#535
You say that Something from nothing is hard; but something from something more complex defies observed ubiquitous principles. Sriram in his response (#536) to you gave an analogy with robots, where the arguments used against the idea of life being created are applied to robots. That, in my opinion illustrates the problem neatly. However, it was illustrated even more strongly by this in SusanDoris’ #538:
Which, in my opinion falsifies the argument that “something from something more complex defies observed ubiquitous principles.”
It is true that robots were invented and made by humans. That truth is not affected by whether or not the origin of human beings is known. To go with Sriram’s analogy, if robots had the ability to question their origin, then the types of arguments currently used against claims for life being created would also have to apply to the creator of robots, i.e. human beings! Because we know that human beings invent and make robots, all of these arguments would be false, as his post illustrated. This must surely indicate that similar arguments being used against claims that life may have been designed and created cannot be correct ones!
For some reason, this post puts me in mind of old creationist arguments that life contradicts the second law of thermodynamics. Clearly the growth of complexity in this cosmos is not a simple straightforward linear curve, there are many variations along that path, for instance we have something complex (termites) building something less complex (termite castles). So far so good. But because there are
instances of high complexity creating lower order complexity, we cannot from that extrapolate a complete invalidation of the underlying principle that generally and ultimately, higher order complexity derives from lower order complexity. Termites and termite mounds are but an instance of one variation creating a lower order variation but ultimately both termites and their mounds obey the underlying principle of emergence.
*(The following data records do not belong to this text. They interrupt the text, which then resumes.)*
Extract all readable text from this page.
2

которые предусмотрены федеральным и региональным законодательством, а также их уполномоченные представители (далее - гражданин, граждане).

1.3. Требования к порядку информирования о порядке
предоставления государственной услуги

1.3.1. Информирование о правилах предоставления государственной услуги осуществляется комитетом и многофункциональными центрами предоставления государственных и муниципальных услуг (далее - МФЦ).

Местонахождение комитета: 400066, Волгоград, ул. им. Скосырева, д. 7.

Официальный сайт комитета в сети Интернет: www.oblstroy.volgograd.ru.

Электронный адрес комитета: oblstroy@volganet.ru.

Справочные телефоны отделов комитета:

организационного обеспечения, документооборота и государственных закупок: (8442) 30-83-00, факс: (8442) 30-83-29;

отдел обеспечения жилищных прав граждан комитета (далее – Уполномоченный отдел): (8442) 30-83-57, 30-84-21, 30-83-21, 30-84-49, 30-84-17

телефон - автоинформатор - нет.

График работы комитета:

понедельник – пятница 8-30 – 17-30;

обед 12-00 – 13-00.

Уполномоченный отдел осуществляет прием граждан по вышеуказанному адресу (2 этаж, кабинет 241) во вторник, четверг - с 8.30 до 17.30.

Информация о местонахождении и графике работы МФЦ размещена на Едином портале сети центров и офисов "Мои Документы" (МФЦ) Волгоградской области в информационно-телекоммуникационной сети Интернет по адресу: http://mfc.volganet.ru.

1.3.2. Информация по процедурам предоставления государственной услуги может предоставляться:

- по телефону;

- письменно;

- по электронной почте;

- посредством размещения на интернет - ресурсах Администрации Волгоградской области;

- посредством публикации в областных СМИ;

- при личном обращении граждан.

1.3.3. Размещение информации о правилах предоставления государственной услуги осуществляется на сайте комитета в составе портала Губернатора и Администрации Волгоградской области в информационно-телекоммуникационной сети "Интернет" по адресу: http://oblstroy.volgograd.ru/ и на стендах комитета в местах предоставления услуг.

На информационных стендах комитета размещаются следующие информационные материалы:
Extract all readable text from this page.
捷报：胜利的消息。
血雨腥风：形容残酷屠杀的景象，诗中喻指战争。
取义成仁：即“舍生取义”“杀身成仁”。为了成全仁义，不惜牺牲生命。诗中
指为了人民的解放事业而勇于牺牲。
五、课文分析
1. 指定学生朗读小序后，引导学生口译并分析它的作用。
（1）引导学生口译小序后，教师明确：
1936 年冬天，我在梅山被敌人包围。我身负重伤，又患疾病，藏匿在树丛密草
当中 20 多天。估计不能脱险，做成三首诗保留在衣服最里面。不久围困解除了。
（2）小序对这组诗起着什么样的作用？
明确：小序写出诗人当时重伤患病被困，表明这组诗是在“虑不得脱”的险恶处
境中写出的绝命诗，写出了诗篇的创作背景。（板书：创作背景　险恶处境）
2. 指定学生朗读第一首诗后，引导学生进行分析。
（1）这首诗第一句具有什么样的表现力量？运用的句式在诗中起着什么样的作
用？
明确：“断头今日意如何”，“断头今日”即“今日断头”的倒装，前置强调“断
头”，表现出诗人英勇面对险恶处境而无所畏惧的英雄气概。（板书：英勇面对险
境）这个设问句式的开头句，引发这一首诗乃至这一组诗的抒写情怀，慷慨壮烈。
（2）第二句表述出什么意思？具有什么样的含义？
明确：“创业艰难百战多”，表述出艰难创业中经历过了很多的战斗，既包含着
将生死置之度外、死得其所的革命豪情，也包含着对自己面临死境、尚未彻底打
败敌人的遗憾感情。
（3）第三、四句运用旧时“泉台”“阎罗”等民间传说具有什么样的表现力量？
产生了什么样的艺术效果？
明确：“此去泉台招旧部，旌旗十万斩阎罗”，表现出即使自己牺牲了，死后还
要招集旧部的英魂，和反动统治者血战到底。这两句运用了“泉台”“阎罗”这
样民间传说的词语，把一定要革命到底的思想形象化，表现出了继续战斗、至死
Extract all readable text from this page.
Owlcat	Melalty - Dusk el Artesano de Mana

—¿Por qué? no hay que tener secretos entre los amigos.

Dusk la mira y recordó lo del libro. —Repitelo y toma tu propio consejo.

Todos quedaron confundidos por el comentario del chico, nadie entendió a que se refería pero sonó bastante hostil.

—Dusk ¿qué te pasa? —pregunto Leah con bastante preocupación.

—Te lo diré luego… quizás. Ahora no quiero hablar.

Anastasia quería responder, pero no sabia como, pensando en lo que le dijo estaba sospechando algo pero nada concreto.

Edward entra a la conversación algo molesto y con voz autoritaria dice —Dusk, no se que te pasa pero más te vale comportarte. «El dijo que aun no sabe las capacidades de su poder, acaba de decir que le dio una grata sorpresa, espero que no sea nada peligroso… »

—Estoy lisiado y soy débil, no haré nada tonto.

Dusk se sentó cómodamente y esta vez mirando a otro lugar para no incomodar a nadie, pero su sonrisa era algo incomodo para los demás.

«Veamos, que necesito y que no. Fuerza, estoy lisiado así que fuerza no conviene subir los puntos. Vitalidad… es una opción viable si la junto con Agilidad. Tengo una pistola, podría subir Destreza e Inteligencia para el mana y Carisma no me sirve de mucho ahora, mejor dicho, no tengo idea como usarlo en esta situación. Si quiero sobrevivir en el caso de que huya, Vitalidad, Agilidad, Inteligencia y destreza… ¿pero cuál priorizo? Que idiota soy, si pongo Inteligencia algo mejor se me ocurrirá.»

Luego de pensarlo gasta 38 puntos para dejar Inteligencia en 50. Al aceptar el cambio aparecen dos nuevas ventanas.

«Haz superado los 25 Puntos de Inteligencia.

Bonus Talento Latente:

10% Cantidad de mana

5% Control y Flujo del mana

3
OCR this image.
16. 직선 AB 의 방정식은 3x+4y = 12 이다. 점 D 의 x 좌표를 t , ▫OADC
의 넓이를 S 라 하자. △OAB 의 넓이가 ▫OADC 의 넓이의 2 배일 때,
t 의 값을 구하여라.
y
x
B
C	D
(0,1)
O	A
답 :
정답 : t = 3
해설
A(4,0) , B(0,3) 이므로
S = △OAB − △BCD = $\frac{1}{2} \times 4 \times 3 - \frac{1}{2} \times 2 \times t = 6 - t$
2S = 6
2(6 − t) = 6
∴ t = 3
And to hop on over to Sriram's robot analogy, yes the robots could have been made by a superior biological species, and yes, they wouldn't have known that; and yes the higher order biological species might have been made in turn by a yet higher order of conscious silicon synths that the biologicals were unaware of. But the take home lesson from this, is that this cannot go on forever, we cannot go on climbing an upwards complexity ladder to explain things that we find hard to understand because
as an explanatory strategy it is doomed to fail. At some point, we just need to look down at where we have come from to understand things.